Schneider has said he sees medical nutrition as a growth area for Nestle, which declined to comment on his plans. In 2014, Nestle and Fresenius each talked to Danone SA about buying the French company’s business in that field, people familiar with the matter said at the time. A deal could have fetched more than 3 billion euros ($3.4 billion). Vontobel analyst Jean-Philippe Bertschy said it would make sense for Schneider to seek to buy that unit again, this time with more firepower from Nestle.

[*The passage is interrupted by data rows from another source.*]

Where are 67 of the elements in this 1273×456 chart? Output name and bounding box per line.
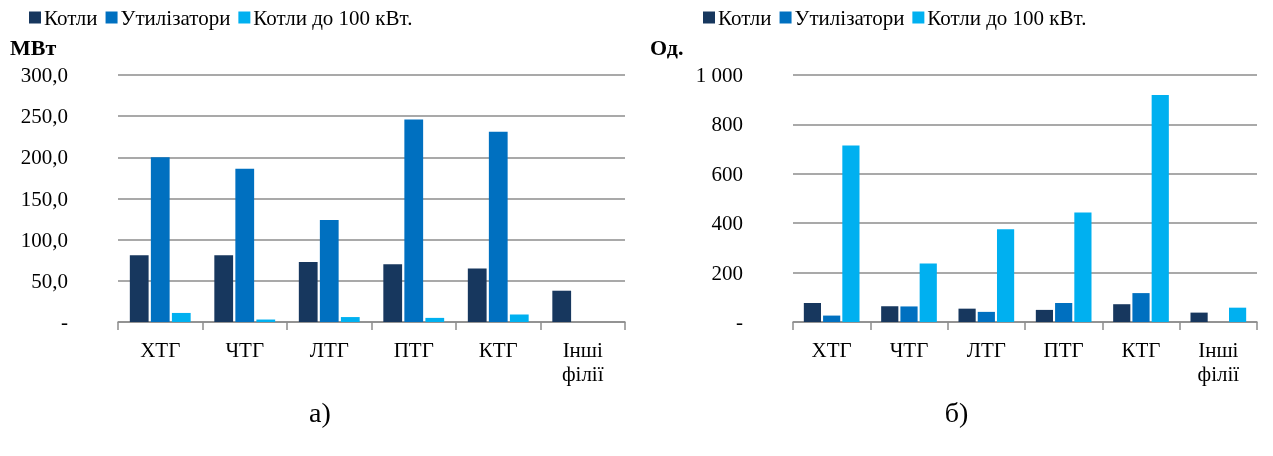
y-tick-label: 200	[711, 260, 743, 285]
bar	[488, 131, 508, 322]
x-tick-label: Інші філії	[1197, 338, 1240, 386]
y-tick-label: 250,0	[20, 104, 68, 129]
y-tick-label: 600	[711, 161, 743, 186]
bar	[1055, 302, 1073, 322]
y-tick-label: -	[736, 310, 743, 334]
legend-label: Утилізатори	[120, 5, 231, 30]
text: а)	[309, 396, 331, 428]
legend-label: Утилізатори	[794, 5, 905, 30]
bar	[977, 311, 995, 322]
legend-label: Котли	[718, 5, 772, 30]
x-tick-label: КТГ	[478, 338, 518, 362]
x-tick-label: ЧТГ	[889, 338, 929, 362]
y-tick-label: 50,0	[31, 268, 68, 293]
x-tick-label: ЛТГ	[309, 338, 349, 362]
bar	[996, 229, 1015, 322]
y-axis-title: Од.	[650, 34, 684, 60]
bar	[383, 264, 403, 322]
text: б)	[944, 396, 969, 428]
bar	[509, 314, 529, 322]
x-tick-label: Інші філії	[561, 338, 604, 386]
x-tick-label: ЧТГ	[225, 338, 265, 362]
x-tick-label: ХТГ	[140, 338, 181, 362]
bar	[1035, 309, 1054, 322]
bar	[1190, 312, 1208, 322]
x-tick-label: ПТГ	[393, 338, 434, 362]
x-tick-label: КТГ	[1121, 338, 1161, 362]
y-tick-label: 150,0	[20, 186, 68, 211]
bar	[1132, 293, 1150, 322]
bar	[171, 312, 191, 322]
bar	[150, 157, 170, 322]
bar	[823, 315, 841, 322]
bar	[235, 168, 255, 322]
bar	[842, 145, 860, 322]
bar	[404, 119, 424, 322]
bar	[340, 317, 360, 322]
y-tick-label: 1 000	[695, 63, 743, 87]
y-tick-label: 400	[711, 211, 743, 236]
bar	[900, 306, 918, 322]
bar	[1228, 307, 1247, 322]
bar	[881, 306, 899, 322]
y-tick-label: 100,0	[20, 227, 68, 252]
legend-label: Котли	[44, 5, 98, 30]
bar	[1113, 304, 1131, 322]
y-tick-label: -	[61, 310, 68, 334]
bar	[1151, 95, 1169, 322]
x-tick-label: ПТГ	[1043, 338, 1084, 362]
bar	[425, 317, 445, 322]
bar	[214, 255, 234, 322]
bar	[1074, 212, 1092, 322]
bar	[958, 308, 976, 322]
bar	[803, 302, 822, 322]
bar	[467, 268, 487, 322]
legend-label: Котли до 100 кВт.	[927, 5, 1087, 30]
x-tick-label: ЛТГ	[966, 338, 1006, 362]
bar	[298, 261, 318, 322]
bar	[919, 263, 937, 322]
legend-label: Котли до 100 кВт.	[253, 5, 413, 30]
y-tick-label: 200,0	[20, 145, 68, 170]
y-axis-title: МВт	[10, 34, 57, 60]
bar	[319, 219, 339, 322]
y-tick-label: 300,0	[20, 63, 68, 87]
bar	[129, 255, 149, 322]
y-tick-label: 800	[711, 112, 743, 137]
bar	[552, 290, 572, 322]
x-tick-label: ХТГ	[811, 338, 852, 362]
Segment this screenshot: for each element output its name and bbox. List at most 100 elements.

Jon Cox, an analyst at Kepler Cheuvreux, said another takeover option would be Fresenius’s clinical nutrition unit. Cox doesn’t exclude even bigger acquisitions, such as the nutrition business of Abbott Laboratories, which he estimates could fetch $34 billion, or a full takeover of Danone, which he says would cost some 66 billion euros and expand Nestle in three of its priority areas: bottled water, medical nutrition and infant formula, probably requiring antitrust concessions.
In his first six months as Nestle CEO, Schneider has already slain some sacred cows by moving the U.S. headquarters from Glendale, California, to Arlington, Virginia, floating a sale of U.S. chocolate brands like BabyRuth and Butterfinger and accelerating restructuring.
In announcing Nestle’s buyback two days after Loeb revealed his stake, Schneider left Loeb’s other demands unaddressed for the most part. Nestle said it’ll allow its debt to edge up to 1.5 times earnings before interest, taxes, depreciation and amortization, still short of Loeb’s demand for at least 2 times. And the company added a caveat that it may trim its share repurchases if it finds a big acquisition.
“We have little doubt change is taking place at Nestle for the better behind the scenes,” wrote Alex Smith, an analyst at Barclays. Still, “we remain wary of escalating expectations over the magnitude.”
German consultancy Roland Berger named Schneider manager of the year in 2013. His first experience in M&A was at Franz Haniel & Cie., a German family-owned investment company. Schneider, who goes by his second name rather than his first, which is Ulf, prefers to be the first point of contact in negotiations, Germany’s Manager Magazin said in a profile last year. He spent five years calling the founder of Rhoen Klinikum by phone before making a bid in 2012, it said, adding that he took economy-class flights at Fresenius and ate at the cafeteria with other employees.
Tom Russo, who has held Nestle shares for three decades at Gardner Russo & Gardner, said Nestle needs to keep its options open as changing consumer tastes and deals like Amazon.com Inc.’s planned purchase of Whole Foods Market Inc. upend the industry. That means resisting activists’ calls to monetize the L’Oreal stake and shifting cash to shareholders too quickly, he said.
“We’re entering totally new territory in the food and beverage industry,” Russo said. “That requires money. They have to be guarded if they want to preserve their position as a leader 20 years from now.”